Mais Google est plus au soleil, à Mountain View dans la Silicon Valley et l’essentiel des effectifs de Microsoft (en R&D) sont au Nord : dans la pluvieuse région de Seattle, quand ce n’est pas dans le grand froid de Fargo dans le North Dakota (pours les équipes de l’ex Great Plains). Mais si aujourd’hui, Google semble avoir largement le vent en poupe, Microsoft continue encore d’attirer du (très beau) monde!

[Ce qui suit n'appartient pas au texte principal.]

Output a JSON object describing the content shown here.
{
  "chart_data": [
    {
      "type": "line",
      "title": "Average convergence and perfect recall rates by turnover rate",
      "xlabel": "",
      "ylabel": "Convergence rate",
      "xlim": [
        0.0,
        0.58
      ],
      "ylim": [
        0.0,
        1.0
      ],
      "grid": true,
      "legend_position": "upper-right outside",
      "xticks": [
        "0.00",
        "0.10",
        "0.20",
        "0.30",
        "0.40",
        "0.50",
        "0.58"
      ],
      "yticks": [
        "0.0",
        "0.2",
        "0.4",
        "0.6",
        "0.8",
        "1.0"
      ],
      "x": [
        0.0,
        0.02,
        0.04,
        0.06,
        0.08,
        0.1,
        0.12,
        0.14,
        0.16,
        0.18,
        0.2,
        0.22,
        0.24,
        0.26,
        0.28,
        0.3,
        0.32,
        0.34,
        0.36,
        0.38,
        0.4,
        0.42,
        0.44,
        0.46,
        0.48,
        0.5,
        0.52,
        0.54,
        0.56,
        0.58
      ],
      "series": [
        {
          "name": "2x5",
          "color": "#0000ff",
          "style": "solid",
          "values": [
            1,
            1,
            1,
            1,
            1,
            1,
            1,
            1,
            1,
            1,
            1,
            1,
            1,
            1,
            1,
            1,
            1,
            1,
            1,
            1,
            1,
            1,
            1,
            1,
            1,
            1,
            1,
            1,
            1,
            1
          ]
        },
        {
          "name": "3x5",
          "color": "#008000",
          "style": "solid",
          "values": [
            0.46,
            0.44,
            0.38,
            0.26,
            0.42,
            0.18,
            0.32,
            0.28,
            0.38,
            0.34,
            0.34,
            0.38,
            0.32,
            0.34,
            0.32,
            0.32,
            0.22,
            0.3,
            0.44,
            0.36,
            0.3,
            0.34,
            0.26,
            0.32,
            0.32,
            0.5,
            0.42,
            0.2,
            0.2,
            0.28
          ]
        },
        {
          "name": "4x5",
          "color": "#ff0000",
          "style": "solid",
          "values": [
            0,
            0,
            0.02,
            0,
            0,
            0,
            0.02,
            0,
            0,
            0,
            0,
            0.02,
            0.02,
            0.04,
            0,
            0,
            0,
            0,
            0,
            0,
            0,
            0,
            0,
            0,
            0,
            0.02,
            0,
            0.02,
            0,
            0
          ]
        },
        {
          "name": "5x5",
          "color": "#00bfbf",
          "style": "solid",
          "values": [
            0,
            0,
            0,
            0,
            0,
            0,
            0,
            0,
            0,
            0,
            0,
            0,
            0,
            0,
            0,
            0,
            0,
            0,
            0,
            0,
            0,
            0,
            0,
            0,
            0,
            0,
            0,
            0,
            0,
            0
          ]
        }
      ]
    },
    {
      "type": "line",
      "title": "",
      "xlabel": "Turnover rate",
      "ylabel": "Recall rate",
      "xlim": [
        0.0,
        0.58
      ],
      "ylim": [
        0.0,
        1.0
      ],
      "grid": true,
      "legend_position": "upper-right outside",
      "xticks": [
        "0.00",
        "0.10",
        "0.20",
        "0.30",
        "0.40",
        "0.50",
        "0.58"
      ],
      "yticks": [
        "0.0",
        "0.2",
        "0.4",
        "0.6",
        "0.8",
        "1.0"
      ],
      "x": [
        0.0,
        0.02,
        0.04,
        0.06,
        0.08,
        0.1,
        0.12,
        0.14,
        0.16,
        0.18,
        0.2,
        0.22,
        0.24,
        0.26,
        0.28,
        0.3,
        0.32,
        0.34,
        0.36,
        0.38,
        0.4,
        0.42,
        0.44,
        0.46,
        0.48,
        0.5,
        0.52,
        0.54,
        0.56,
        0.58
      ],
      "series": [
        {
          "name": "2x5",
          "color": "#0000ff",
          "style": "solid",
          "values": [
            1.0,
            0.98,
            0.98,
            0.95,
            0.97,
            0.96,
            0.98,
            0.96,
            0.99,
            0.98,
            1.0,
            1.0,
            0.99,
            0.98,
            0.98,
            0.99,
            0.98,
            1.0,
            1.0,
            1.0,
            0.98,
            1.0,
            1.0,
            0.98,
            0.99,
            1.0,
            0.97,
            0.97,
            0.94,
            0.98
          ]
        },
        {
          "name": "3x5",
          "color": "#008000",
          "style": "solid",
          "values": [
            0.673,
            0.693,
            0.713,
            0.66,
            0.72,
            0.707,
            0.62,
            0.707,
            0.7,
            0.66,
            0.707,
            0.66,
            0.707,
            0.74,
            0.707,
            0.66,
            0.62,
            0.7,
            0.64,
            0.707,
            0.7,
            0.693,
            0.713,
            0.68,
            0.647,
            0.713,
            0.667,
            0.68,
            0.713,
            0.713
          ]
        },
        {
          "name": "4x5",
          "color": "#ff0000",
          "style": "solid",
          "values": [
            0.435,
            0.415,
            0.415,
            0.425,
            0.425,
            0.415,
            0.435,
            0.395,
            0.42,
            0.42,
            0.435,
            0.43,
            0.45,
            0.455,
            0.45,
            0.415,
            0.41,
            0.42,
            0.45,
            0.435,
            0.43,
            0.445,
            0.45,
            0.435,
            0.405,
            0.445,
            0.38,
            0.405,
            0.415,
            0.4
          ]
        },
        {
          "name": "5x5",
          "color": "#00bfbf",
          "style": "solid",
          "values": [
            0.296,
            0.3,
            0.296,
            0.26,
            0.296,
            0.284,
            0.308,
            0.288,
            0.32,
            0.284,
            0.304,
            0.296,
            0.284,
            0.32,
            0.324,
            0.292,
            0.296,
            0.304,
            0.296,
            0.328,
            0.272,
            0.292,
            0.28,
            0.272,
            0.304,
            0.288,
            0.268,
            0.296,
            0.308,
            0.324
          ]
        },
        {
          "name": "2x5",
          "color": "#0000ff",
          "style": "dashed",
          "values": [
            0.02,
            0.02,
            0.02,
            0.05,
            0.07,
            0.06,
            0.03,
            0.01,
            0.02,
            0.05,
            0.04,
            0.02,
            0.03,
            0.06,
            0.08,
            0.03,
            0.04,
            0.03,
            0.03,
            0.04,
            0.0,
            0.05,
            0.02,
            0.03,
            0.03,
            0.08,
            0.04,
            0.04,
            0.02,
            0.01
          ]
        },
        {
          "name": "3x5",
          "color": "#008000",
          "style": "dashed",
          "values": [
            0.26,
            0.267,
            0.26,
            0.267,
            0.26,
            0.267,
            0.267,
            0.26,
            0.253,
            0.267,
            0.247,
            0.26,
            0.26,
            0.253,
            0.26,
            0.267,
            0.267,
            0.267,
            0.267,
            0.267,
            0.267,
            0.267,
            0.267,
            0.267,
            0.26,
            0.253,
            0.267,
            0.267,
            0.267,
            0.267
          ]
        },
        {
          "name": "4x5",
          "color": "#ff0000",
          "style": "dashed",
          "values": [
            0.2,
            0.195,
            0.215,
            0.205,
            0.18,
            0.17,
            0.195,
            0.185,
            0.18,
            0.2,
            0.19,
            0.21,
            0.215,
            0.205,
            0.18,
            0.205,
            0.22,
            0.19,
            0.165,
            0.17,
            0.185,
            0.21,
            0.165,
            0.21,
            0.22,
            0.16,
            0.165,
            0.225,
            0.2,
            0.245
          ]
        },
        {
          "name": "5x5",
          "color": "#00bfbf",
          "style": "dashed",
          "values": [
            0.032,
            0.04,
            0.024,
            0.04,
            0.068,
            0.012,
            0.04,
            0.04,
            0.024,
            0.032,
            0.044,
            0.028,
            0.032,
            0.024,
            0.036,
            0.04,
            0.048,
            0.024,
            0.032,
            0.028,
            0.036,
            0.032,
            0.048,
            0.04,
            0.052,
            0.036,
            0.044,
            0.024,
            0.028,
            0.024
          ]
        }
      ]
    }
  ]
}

Par contre, une différence de taille: avec ses 76000 collaborateurs, Microsoft n’évite malheureusement pas la bureaucratisation de son fonctionnement, phénomène qui n’a pas encore touché Google et ses 11000 et quelques personnes, surtout dans ses équipes de développement.

Relations institutionnelles

Il a fallut 20 ans à Microsoft pour se lancer dans des actions de lobbying actives, notamment à Washington DC. Et 8 ans pour Google qui a par exemple démarré des recrutements de lobbyistes en Europe en 2006.

La leçon de Microsoft a été bien apprise, souvent à leurs dépends respectifs. Aux USA et en Europe, les procédures antitrust, démarrées en 1990 avec la FTC puis relayées par le procès antitrust du DOJ on marqué les quinze dernières années de l’histoire de Microsoft. Ils sont tout de même passés près d’un démantèlement en 2000-2001, et ces différentes affaires antitrust ont coûté au total au bas mot environ $10B, principalement sous la forme d’accords à l’amiable avec des concurrents (Sun, AOL, Real Networks, Novell, etc) ou avec des Etats des USA et d’amendes Européennes.

Chez Google, les ennuis ont commencé récemment, en 2005/2006 et ont surtout concerné ses relations avec la propriété intellectuelle et le droit d’auteur, mais dans des différents avec d’autres entreprises privées. Que ce soit avec la presse écrite en Belgique (qui a obtenu son déréférencement du moteur de recherche de Google, ce qui soit-dit en passant est une bien belle erreur de la part de ces médias), avec certains pays qui voyaient d’un mauvais oeil l’émergence de Google Books, ou avec les ayants droits du cinéma et de la télévision avec le service YouTube.

Nos deux leaders qui veulent se développer dans les pays émergents comme la Chine sont confrontés au délicat équilibre entre le respect des lois parfois liberticides de ces pays et aux aspirations de liberté et d’exemplarité du reste du monde. Jusqu’à présent, ils ont choisi le respect de ces lois malgré le tollé que cela peut générer. Et ils rentrent dans le mode “dammage control” pour éviter un effet de résonance trop fort dans les pays occidentaux.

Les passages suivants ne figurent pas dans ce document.